I am developing a transcode application using Intel Media SDK. As suggested by the Link , to get the best performance all units should be asynchronous. I have gone through the Intel Media SDK examples , which demonstrates a single transcode in single thread ensuring the buffers between individual units are thread safe. But I doubt that it could be possible using the same logic in an application where each unit is asynchronous.
So do I need to make a copy of Decoder output surface and then fed to VPP ?
If yes, please do explain why. Do before copying data we need to do SyncOperation ?
If no , please suggest a method that could ensure the surface buffers between decode , vpp and encode units are thread safe ?
Happy New Year! If I understand your question, you want to create a Decode->VPP->Encode pipeline with asynchronous operations and good performance methods. We have a tutorial that performs the above-mentioned pipeline with async operations and has good comments for understanding, hope you will find that useful. If I misunderstood your question, please let me know and provide more details.
Link to download tutorials: https://software.intel.com/en-us/intel-media-server-studio-support/training
Specific tutorial I am referring to: simple_5_transcode_opaque_async_vppresize
Thanks for the reply. A very Happy New year to you too.
I went through this tutorial, it explains an example where Decode->VPP->Encode calls that happen in single thread. I want that Decode , VPP and Encode to exist in separate threads such that they are independently producing outputs if input is available. Is there any example or guide to do it? If no, please guide how to maintain frame buffers at Decoder/VPP and VPP/ Encode interface.This design I suggest will definitely give better performance in case where some tasks are scheduled on CPU and others on GPU.
Please give your suggestions and if other members have any idea about it please do give there inputs.
Rishab - Hope Nina's pointer is what you're looking for. FYI - You can find the samples package and some information of each of the samples here - https://software.intel.com/en-us/intel-media-server-studio-support/code-samples
Hello Nina and Sravanthi ,
Thanks for the reply.
I went though the sample_multi_transcode and have come out with the following understanding about design :
1) Each transcode thread is unique takes one stream as input and gives one stream as output independently.
2) For Decoder, DecodeFrameAsync calls is made , if sts= MFX_ERR_NONE the output frame is sent to VPP immediately,. VPP unit also sends the frame immediately to Encode in case of success.
3) If Encode calls returns MFX_ERR_MORE_DATA or MFX_ERR_NONE then the bitstream is read further and decode calls happens again.
4) While if VPP calls Returns MFX_ERR_MORE_DATA then then the bitstream is read and decode calls happens again.
5) SyncOperation happens when encode produces outputs equal to AsyncDepth and task is not found.
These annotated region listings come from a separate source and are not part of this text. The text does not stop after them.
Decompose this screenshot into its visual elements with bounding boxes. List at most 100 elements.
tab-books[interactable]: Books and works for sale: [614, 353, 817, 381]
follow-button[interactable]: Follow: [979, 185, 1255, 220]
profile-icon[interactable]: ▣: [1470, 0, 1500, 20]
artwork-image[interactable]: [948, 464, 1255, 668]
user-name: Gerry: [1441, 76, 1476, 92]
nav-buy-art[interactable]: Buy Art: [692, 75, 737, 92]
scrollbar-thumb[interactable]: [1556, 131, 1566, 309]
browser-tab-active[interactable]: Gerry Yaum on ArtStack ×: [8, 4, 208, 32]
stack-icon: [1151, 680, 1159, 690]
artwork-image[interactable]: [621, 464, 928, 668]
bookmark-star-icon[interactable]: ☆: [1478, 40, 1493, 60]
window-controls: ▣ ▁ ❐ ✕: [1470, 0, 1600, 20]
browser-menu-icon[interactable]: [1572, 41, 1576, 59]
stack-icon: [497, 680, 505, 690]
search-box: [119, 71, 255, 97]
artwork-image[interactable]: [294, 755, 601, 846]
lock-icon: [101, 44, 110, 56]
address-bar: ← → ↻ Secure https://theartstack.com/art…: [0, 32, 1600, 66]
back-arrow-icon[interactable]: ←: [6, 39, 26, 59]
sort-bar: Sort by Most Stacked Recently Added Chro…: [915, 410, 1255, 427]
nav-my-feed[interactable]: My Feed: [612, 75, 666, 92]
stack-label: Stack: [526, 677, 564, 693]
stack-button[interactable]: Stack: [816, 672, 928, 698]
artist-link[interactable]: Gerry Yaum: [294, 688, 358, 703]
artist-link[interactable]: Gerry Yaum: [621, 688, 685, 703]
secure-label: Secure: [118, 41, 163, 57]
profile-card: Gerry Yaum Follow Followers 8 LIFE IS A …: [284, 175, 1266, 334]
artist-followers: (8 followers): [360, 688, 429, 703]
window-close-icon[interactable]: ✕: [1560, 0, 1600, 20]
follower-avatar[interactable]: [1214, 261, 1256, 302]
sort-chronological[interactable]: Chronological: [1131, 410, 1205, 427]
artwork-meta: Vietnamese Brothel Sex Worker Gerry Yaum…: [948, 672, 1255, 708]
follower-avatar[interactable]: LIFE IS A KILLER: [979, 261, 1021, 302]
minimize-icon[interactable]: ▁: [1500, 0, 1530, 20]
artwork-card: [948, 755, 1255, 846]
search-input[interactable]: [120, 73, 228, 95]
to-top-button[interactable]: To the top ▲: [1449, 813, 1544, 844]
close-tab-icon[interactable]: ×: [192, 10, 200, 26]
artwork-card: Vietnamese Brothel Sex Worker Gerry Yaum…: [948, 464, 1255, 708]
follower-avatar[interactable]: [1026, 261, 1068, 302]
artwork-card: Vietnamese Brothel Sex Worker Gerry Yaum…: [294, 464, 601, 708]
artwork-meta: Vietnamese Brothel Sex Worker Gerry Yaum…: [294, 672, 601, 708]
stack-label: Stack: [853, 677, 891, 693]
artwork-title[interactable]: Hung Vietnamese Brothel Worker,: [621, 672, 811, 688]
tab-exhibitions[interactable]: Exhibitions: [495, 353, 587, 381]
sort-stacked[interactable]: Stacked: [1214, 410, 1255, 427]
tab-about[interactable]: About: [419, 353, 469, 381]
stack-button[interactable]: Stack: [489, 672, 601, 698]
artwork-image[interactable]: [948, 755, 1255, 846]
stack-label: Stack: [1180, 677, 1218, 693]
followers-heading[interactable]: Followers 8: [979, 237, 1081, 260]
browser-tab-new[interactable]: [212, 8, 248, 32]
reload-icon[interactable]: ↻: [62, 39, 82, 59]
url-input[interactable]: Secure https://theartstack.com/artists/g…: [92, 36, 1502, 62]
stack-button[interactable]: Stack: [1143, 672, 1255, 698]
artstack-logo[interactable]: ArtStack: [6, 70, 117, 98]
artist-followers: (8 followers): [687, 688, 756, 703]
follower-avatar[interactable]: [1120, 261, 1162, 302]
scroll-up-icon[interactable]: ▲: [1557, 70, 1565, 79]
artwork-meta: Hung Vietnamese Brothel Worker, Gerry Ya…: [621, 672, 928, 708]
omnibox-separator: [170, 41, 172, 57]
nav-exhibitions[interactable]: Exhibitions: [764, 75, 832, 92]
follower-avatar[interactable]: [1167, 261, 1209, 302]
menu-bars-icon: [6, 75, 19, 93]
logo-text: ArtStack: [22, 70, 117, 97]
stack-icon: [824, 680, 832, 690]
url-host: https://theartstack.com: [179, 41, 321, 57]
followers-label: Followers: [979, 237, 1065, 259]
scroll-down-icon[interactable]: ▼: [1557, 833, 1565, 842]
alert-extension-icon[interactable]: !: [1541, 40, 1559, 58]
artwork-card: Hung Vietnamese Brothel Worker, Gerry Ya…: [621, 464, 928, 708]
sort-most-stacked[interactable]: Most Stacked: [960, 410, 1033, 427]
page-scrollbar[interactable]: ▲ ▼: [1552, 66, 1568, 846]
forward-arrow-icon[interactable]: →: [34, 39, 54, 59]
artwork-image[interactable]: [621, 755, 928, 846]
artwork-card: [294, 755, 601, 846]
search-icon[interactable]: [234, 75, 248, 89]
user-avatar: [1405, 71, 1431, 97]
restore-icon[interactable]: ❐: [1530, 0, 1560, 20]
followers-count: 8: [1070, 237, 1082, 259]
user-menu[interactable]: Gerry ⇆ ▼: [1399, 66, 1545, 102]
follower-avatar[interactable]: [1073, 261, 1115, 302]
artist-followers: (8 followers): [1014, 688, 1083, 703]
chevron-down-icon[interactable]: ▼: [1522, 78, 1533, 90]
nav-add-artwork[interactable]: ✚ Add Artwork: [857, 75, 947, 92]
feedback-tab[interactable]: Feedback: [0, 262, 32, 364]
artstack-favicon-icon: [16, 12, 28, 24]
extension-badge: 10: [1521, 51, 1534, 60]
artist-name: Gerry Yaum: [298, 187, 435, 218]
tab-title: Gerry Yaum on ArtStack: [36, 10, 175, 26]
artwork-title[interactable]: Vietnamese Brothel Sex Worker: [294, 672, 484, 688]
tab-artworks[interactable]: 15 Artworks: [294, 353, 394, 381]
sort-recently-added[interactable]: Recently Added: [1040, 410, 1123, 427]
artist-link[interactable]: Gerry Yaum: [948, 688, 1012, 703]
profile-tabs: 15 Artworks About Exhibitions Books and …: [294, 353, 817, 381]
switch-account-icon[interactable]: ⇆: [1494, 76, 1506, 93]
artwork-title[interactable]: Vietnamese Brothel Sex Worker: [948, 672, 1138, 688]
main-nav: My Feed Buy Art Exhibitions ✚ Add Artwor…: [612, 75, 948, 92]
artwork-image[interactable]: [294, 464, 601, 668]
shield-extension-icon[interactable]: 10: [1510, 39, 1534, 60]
So I could conclude that each unit will send the output generated immediately to next unit and will always probe the previous unit to get an input. So each unit will wait for the previous unit to generate an output in steady state also.
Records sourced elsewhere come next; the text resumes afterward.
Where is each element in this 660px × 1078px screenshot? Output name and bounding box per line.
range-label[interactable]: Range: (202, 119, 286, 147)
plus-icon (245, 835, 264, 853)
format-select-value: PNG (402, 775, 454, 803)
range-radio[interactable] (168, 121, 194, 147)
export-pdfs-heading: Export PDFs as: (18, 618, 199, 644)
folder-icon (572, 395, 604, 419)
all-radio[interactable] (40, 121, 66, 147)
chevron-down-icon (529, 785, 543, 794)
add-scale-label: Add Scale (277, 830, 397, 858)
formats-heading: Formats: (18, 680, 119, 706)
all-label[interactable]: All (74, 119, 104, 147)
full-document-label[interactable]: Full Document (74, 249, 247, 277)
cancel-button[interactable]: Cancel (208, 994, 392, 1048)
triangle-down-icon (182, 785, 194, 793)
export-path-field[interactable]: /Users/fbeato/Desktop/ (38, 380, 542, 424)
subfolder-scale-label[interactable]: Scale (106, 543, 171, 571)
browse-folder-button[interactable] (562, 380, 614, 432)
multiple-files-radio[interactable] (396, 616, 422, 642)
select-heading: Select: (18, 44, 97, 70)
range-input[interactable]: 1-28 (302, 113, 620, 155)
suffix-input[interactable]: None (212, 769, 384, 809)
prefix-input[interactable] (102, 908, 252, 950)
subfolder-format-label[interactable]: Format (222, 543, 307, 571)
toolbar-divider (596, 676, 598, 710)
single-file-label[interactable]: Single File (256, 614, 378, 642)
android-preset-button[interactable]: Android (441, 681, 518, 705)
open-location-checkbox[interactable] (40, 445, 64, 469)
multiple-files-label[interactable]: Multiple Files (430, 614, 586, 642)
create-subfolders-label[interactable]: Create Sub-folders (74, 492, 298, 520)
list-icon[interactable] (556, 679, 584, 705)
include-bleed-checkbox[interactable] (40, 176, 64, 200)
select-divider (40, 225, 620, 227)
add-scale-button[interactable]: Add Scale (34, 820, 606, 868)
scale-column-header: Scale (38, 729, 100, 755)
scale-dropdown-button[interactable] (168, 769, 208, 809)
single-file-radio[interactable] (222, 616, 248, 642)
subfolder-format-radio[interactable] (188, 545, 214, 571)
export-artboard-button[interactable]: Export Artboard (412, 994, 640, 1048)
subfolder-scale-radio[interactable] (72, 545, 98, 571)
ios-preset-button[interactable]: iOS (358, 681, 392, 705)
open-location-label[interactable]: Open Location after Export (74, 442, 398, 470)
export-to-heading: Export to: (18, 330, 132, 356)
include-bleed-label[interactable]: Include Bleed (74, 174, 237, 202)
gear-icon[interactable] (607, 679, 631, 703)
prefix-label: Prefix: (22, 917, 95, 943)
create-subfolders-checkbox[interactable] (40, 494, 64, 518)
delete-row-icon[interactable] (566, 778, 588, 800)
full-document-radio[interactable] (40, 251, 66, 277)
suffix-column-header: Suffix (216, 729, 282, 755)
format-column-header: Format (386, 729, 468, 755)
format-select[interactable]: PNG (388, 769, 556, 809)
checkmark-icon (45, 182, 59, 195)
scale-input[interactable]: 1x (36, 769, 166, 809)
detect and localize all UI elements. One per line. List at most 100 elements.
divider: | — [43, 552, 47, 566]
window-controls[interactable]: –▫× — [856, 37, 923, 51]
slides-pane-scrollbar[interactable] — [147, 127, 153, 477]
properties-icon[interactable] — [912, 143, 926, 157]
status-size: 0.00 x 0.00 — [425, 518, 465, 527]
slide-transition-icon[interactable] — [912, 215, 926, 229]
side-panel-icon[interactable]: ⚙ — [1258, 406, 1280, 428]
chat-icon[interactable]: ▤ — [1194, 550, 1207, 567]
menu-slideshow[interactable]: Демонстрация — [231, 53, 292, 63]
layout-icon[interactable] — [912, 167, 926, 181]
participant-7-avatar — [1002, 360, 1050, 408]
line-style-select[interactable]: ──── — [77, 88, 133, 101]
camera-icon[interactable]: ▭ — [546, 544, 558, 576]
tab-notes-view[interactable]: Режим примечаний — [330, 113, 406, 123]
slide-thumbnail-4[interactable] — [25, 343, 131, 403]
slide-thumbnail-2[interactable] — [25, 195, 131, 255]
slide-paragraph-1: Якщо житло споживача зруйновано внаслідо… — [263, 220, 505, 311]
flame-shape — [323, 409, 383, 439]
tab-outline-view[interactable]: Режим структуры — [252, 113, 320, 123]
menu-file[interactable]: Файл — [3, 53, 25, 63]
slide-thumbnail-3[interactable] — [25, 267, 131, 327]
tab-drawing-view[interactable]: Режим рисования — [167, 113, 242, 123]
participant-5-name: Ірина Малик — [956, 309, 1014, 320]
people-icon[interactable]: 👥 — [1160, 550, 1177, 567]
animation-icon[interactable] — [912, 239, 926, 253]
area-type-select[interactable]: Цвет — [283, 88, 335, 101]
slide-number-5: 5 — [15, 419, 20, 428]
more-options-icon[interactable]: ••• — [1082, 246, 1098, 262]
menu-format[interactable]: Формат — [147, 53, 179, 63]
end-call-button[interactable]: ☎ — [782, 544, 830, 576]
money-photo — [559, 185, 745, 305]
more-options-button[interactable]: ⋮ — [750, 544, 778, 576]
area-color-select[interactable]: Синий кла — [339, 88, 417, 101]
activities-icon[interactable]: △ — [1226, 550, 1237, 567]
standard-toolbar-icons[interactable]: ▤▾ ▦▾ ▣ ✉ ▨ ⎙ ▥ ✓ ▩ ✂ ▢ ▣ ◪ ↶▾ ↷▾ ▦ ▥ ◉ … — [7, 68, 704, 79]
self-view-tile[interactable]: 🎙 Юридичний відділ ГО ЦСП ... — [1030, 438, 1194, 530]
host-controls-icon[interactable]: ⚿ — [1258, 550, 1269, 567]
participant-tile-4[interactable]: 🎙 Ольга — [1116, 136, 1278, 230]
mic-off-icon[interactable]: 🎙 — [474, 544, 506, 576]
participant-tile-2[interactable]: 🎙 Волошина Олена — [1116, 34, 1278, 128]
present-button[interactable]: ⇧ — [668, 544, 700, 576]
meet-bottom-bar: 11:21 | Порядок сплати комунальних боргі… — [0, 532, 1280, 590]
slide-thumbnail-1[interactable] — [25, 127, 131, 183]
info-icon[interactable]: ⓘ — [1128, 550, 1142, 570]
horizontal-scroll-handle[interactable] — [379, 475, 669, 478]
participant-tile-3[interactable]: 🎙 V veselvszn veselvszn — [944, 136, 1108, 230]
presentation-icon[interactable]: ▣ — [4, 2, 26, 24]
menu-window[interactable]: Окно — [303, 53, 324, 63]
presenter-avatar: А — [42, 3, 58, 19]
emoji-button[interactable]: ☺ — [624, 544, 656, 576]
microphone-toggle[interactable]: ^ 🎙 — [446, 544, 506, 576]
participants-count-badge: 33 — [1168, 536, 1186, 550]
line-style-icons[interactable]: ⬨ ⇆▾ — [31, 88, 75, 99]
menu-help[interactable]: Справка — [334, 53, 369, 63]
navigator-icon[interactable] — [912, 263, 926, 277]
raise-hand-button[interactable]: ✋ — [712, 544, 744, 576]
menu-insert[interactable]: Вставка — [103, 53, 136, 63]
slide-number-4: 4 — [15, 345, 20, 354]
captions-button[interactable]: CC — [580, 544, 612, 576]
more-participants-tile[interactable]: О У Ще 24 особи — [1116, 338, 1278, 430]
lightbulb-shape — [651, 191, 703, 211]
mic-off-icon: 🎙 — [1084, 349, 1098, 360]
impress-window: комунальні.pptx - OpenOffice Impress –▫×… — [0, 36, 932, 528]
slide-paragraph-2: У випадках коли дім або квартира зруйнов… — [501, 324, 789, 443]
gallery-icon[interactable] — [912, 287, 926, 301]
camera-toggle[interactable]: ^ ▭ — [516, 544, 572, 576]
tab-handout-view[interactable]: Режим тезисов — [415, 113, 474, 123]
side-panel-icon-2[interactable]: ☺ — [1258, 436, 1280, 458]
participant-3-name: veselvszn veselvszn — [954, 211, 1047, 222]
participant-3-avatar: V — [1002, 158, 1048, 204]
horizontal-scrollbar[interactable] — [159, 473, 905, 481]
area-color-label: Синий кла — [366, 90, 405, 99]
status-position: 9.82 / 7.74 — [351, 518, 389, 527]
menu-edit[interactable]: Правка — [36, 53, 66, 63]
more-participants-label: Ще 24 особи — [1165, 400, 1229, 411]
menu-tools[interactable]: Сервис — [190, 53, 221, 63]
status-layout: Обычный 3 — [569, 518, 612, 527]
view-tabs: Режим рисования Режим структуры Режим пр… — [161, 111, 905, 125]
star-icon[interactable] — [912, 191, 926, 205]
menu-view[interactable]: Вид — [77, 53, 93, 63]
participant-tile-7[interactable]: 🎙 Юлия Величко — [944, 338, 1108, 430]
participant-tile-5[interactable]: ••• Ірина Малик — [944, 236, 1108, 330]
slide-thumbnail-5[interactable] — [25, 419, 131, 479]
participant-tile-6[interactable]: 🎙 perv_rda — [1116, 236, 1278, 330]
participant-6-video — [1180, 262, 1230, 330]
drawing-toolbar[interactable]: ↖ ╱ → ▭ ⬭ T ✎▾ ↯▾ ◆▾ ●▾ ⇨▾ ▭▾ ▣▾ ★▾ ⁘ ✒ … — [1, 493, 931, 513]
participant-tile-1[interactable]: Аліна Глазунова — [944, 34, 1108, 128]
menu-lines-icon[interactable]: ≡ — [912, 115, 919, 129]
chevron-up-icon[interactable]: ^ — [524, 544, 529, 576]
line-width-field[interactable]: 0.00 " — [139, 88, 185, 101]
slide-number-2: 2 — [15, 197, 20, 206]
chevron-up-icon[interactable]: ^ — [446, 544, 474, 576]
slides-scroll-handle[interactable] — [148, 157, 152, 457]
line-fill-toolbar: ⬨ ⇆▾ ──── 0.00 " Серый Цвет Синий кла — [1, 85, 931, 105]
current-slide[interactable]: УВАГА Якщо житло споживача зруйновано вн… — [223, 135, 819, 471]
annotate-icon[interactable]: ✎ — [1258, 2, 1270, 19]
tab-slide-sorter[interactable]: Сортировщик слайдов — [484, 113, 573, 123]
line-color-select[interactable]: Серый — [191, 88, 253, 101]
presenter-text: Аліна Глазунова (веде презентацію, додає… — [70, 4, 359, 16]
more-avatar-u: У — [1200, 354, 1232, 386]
Please correct me if my understanding is wrong anywhere.
The design I want is like the diagram below:
In the above design Decode unit gives an output to VPP and returns back to make next Decode call. Same pattern is followed by VPP and Encode.This could happen only Decode , VPP , Encode are in different threads and there is buffer queue at each unit's interface.
So I want to confirm does we have to implement each unit as a separate unit and use buffer copy for data transfer or is there any method Media SDK offers that would avoid these buffer copy.
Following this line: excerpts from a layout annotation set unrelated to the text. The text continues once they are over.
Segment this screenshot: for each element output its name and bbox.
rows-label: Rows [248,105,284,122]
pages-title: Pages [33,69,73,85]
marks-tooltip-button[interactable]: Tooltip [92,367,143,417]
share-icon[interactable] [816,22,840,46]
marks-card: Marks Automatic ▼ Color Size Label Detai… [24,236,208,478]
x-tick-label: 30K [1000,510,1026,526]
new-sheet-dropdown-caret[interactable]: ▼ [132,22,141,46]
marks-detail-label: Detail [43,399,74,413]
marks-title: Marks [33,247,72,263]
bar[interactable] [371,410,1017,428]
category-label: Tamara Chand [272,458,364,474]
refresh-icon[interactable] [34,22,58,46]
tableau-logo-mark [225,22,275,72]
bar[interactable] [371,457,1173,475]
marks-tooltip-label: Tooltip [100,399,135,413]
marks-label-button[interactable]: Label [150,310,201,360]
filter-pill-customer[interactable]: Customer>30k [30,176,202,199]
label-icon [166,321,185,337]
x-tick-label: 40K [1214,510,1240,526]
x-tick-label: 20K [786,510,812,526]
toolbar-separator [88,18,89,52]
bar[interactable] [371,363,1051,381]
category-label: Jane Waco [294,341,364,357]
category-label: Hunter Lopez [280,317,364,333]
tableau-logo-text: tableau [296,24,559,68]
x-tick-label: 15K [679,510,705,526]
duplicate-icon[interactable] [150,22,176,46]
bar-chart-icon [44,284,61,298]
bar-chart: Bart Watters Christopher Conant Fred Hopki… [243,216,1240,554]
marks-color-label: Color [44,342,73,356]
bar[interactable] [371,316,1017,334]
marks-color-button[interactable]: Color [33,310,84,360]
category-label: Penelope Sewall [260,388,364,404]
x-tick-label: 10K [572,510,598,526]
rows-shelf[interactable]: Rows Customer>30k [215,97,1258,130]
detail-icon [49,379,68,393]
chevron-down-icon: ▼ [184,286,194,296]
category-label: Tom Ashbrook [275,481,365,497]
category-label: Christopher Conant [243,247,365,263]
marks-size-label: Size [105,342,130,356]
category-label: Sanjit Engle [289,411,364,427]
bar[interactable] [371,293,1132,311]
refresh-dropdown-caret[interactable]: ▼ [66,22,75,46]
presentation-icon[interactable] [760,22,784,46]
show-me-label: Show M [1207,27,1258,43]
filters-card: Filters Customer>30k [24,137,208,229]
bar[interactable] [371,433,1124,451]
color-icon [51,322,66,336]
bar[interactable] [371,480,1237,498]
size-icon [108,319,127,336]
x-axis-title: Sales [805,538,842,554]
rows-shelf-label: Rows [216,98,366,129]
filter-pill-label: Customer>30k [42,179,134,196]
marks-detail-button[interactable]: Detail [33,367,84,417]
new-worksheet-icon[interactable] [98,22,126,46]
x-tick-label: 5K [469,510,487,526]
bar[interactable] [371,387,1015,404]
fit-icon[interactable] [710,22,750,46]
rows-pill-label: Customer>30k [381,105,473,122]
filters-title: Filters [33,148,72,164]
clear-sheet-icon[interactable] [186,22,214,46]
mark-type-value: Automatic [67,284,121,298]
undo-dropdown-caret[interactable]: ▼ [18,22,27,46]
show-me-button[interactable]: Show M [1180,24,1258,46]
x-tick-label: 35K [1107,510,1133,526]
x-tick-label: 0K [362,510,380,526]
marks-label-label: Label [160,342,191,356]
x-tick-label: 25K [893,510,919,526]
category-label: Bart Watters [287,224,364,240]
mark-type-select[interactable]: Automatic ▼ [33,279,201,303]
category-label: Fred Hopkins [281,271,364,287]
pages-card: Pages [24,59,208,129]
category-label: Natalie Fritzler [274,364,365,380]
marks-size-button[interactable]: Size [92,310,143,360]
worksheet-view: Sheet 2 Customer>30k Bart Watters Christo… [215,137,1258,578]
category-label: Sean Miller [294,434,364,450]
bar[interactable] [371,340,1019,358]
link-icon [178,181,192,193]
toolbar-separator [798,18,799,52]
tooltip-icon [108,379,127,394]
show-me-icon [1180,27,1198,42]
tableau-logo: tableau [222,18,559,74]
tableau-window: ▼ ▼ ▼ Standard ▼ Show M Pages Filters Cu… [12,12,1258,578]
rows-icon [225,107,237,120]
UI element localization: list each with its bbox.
The way Media SDK operates is that each stage is assigned a pool of surface buffers to operate on (depending on the async depth and other parameters). The Async call backs operate on these surface pool, and when the pool is all taken, wait for the sync operation to release surfaces for the next frame processing.
When you have a pipeline (Decode->Vpp->Encode), the output of one stage is the input of the other stage - as you have noticed in our samples and tutorials. If you want to design your pipeline as described above, you can achieve that without buffer copies as long as long as you have enough surfaces allocated (so that output surface of one stage can go as input to the another stage).
Note: You have to ensure that there is enough memory available for the surfaces from the decoder (This is because our decoder performance is much much faster VPP performance; and by the time you have completed one frame processing using VPP, you have many outstanding decoded surfaces waiting to be processed by VPP). The decoder will run way ahead of the VPP and Encoder. You can parallelize the VPP and Encoder stages (and not the decoder) so that the decoder does not run ahead. You have to implement locks to ensure no two stages are reading/writing to the same buffer
Good luck! Will update if we have more useful information for you.